In Washington, US Secretary of State Condoleezza Rice echoed the US view that the financial issues and the nuclear talks should be kept apart, and said the North Koreans had themselves asked for a separate working group on the matter.
''We should not be diverted, somehow, by an issue that is clearly in another lane and is clearly being dealt with in a way that the North Koreans themselves asked that it be dealt with,'' Rice said at a news conference with Canadian Foreign Minister Peter MacKay.
''We cannot be diverted from what we need to do in the six-party talks, which is to have the denuclearization of the Korean peninsula,'' she added.

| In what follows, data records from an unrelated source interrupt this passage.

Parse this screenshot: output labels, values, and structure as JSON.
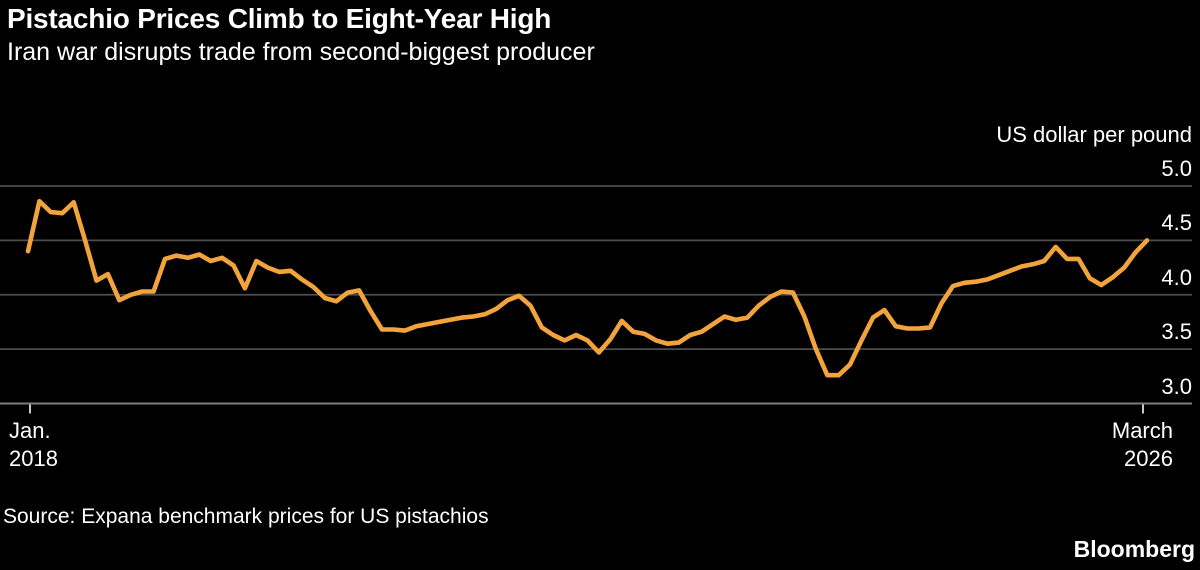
{
  "header": {
    "title": "Pistachio Prices Climb to Eight-Year High",
    "subtitle": "Iran war disrupts trade from second-biggest producer"
  },
  "footer": {
    "source": "Source: Expana benchmark prices for US pistachios",
    "brand": "Bloomberg"
  },
  "chart_data": {
    "type": "line",
    "title": "Pistachio Prices Climb to Eight-Year High",
    "subtitle": "Iran war disrupts trade from second-biggest producer",
    "series_name": "US pistachio benchmark price",
    "unit_label": "US dollar per pound",
    "x_start_label": [
      "Jan.",
      "2018"
    ],
    "x_end_label": [
      "March",
      "2026"
    ],
    "x_range": [
      "2018-01",
      "2026-03"
    ],
    "x_frequency": "monthly",
    "ylim": [
      3.0,
      5.0
    ],
    "y_ticks": [
      5.0,
      4.5,
      4.0,
      3.5,
      3.0
    ],
    "grid": "horizontal",
    "legend": "none",
    "values": [
      4.4,
      4.86,
      4.76,
      4.75,
      4.85,
      4.5,
      4.13,
      4.19,
      3.95,
      4.0,
      4.03,
      4.03,
      4.33,
      4.36,
      4.34,
      4.37,
      4.31,
      4.34,
      4.27,
      4.06,
      4.31,
      4.25,
      4.21,
      4.22,
      4.14,
      4.07,
      3.97,
      3.94,
      4.02,
      4.04,
      3.85,
      3.68,
      3.68,
      3.67,
      3.71,
      3.73,
      3.75,
      3.77,
      3.79,
      3.8,
      3.82,
      3.87,
      3.95,
      3.99,
      3.9,
      3.7,
      3.63,
      3.58,
      3.63,
      3.58,
      3.47,
      3.59,
      3.76,
      3.66,
      3.64,
      3.58,
      3.55,
      3.56,
      3.63,
      3.66,
      3.73,
      3.8,
      3.77,
      3.79,
      3.9,
      3.98,
      4.03,
      4.02,
      3.8,
      3.5,
      3.26,
      3.26,
      3.36,
      3.58,
      3.79,
      3.86,
      3.71,
      3.69,
      3.69,
      3.7,
      3.92,
      4.08,
      4.11,
      4.12,
      4.14,
      4.18,
      4.22,
      4.26,
      4.28,
      4.31,
      4.44,
      4.33,
      4.33,
      4.15,
      4.09,
      4.16,
      4.25,
      4.39,
      4.5
    ],
    "colors": {
      "line": "#F2A33C",
      "background": "#000000",
      "text": "#FFFFFF",
      "gridline": "#4D4D4D",
      "baseline": "#7D7D7D",
      "tick": "#C8C8C8"
    }
  }
}
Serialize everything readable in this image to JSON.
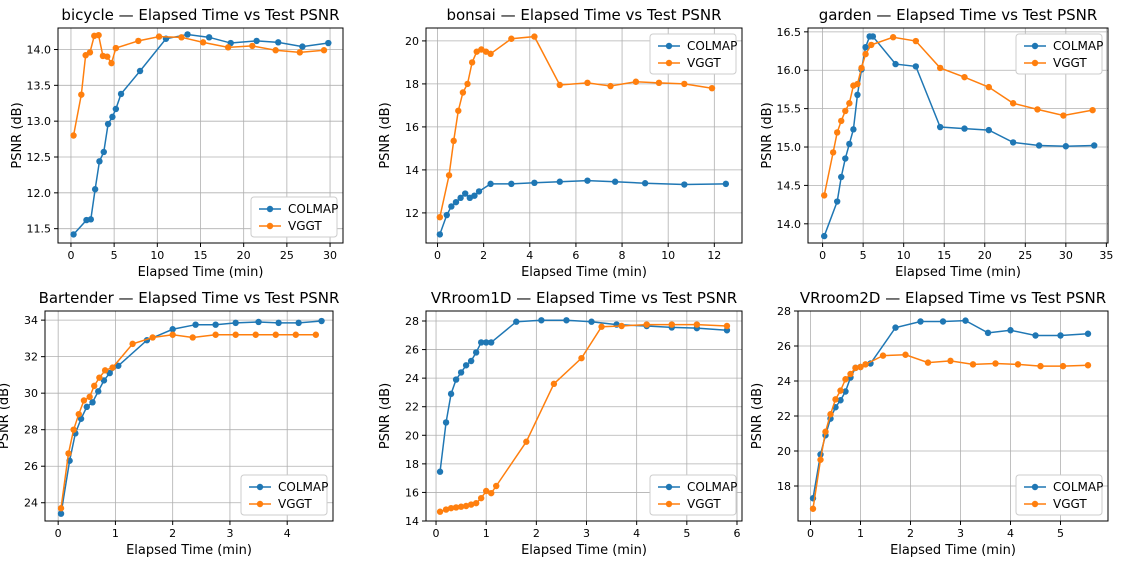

The talks, which group the two Koreas, the United States, China, Japan and Russia, are the first in more than a year and are taking place in the shadow of the North's first nuclear test on October 9.
As they went into a fifth day today, it looked like they could break up with no agreement.
MORE MEETINGS
Hill said he expected to hold more meetings with the North Korean delegation, but added that regardless of the outcome he planned to leave tomorrow to be home in time for Christmas.
''We are trying as hard as we can to get this done,'' he said.
''But we are not prepared for a situation where somehow we pretend that they're doing things and they pretend to disarm and we pretend to believe them. This has to be real,'' he said.
Earlier in the week Hill had hinted at progress on a deal on concrete steps North Korea would take toward scrapping its nuclear arsenal, which would probably include allowing back international inspectors Pyongyang expelled in 2002.
But envoys say the North has since refused to talk about anything but financial curbs which the US brought against it more than a year ago, alleging that Pyongyang was involved in money-laundering and counterfeiting.
The curbs centre on frozen accounts at Macau's Banco Delta Asia (BDA), which Washington says was a ''willing pawn'' in the North's illicit activities.
''They have had strict instructions from their capital that they cannot engage officially on the subject of six-party talks until they have the BDA issue resolved, and I made very clear, I am not a BDA negotiator,'' Hill said.
He said he was not ready even to set a date for a future round of the tortuous negotiations, but held out a glimmer of hope that a last-minute deal could be brokered.
''These rounds, you have to judge them by the end,'' he said.